There are two working explanations for this surprise discovery: Either hydrogen at this point after the Big Bang was much colder than hypothetical calculations have led scientists to believe, or the background radiation temperature was hotter.

In a separate paper published simultaneously in Nature, Rennan Barkana, an astrophysicist at Tel Aviv University in Israel, argues that since current known astrophysical phenomena are not likely to account for either of these temperature discrepancies, the best explanation is that dark matter interacted with the atoms to cool them down.

At the moment, scientists don’t know a lot about dark matter. “It has mass—that’s how we infer that it’s there,” says Bowman. “But it doesn’t seem to interact with light,” like the rest of all matter that’s been studied on Earth. This research could provide another means to study this elusive material, in addition to the way that the universe itself formed.

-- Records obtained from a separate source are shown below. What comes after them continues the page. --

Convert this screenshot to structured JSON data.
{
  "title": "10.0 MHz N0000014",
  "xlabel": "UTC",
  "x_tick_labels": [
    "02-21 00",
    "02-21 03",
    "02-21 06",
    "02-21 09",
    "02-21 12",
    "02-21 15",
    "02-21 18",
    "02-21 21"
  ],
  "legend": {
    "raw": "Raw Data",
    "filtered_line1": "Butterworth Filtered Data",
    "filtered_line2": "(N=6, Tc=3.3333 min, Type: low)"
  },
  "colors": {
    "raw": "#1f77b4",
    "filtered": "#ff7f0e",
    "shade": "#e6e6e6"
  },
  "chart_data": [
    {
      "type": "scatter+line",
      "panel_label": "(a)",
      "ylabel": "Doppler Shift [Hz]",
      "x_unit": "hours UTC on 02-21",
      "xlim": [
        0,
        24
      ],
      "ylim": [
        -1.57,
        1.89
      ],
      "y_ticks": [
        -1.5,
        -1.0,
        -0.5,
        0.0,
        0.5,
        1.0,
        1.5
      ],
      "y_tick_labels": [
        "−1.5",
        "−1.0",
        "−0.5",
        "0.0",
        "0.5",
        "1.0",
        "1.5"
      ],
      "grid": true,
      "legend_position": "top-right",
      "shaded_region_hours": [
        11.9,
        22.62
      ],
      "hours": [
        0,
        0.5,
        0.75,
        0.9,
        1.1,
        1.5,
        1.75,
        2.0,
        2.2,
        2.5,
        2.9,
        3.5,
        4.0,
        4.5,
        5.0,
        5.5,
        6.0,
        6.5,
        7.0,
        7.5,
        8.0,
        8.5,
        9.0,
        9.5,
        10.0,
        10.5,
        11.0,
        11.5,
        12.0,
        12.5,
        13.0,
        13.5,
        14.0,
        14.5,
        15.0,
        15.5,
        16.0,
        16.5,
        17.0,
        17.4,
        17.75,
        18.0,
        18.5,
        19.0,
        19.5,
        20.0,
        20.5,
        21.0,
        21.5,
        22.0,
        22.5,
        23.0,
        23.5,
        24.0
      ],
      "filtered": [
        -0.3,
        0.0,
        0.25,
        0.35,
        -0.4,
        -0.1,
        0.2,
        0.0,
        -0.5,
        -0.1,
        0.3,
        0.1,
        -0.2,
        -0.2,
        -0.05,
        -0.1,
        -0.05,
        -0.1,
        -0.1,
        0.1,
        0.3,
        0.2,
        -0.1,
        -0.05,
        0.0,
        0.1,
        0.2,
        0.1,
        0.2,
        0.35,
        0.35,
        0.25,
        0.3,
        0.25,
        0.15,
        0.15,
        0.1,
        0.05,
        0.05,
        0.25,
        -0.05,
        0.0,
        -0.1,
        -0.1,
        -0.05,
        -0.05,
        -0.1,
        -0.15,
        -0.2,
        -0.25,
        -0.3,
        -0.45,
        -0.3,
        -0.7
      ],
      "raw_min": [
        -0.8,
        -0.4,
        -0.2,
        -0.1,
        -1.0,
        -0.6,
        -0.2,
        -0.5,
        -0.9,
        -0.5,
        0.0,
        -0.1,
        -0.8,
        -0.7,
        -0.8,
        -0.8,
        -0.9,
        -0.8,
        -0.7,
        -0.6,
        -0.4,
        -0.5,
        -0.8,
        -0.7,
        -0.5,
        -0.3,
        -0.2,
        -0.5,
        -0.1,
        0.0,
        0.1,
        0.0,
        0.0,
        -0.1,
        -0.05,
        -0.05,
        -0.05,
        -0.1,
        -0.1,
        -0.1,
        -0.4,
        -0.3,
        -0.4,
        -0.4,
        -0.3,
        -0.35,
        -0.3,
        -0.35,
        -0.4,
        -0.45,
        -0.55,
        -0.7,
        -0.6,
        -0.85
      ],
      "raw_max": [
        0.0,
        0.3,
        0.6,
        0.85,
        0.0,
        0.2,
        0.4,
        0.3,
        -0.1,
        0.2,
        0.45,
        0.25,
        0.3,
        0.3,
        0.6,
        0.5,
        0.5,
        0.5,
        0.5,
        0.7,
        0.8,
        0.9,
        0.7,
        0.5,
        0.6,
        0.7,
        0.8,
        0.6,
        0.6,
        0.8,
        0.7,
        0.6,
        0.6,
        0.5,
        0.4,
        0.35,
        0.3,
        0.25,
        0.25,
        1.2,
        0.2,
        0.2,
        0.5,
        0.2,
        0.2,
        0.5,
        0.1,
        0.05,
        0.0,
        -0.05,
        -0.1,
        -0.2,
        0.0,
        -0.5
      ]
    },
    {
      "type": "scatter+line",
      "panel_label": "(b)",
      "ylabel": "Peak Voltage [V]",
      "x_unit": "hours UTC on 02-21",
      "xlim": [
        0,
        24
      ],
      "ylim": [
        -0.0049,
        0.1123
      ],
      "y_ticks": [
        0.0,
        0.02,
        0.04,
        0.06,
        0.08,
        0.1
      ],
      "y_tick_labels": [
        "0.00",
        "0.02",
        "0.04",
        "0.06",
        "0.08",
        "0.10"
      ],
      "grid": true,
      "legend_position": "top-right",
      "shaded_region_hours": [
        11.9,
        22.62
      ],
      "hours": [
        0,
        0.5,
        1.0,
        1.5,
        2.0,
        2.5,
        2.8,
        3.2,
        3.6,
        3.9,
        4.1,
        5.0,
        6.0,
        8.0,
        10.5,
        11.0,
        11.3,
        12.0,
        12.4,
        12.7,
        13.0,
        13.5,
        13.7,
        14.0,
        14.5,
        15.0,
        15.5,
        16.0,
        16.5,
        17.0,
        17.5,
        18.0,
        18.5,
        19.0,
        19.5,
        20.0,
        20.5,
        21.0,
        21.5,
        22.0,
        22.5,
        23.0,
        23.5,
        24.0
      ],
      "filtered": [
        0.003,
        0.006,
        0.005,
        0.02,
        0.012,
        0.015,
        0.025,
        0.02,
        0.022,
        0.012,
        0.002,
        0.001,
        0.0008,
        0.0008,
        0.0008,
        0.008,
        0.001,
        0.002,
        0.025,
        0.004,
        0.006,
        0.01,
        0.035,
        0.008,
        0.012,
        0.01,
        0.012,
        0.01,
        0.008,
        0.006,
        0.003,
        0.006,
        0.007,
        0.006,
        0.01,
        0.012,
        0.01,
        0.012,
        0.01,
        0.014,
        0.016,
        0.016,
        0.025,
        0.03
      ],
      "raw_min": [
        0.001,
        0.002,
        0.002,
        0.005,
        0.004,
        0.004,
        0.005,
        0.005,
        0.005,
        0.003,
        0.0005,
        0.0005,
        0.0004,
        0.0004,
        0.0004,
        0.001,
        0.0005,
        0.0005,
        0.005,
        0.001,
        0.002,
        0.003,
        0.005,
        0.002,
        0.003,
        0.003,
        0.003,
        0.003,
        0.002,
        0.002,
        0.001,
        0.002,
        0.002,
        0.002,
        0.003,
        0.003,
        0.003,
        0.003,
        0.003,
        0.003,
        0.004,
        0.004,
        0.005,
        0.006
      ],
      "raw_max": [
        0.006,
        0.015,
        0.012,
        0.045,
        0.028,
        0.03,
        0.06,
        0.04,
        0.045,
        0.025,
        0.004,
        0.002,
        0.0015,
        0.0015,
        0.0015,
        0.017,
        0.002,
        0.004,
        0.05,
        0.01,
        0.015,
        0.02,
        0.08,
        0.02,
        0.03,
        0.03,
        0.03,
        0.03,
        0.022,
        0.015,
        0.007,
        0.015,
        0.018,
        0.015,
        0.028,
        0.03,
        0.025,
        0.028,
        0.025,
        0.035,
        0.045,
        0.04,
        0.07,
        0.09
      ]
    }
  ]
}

This discovery is the kind of major progress in astronomy and physics that many scientists will want to see replicated before it’s accepted as true. “Although the signal in an absolute sense is not particularly small, there is contamination from other astronomical sources that is roughly 10,000 times brighter than the signal,” says Steven Furlanetto, an astrophysicist at the University of California-Los Angeles who is unaffiliated with either study. ‘There’s no doubt that confirmations from some of the other telescopes seeking this signal are necessary.”

Bowman and other astronomers have plans to try to replicate these results using larger radio telescopes in South Africa, hopefully getting even clearer signals from these ancient hydrogen atoms.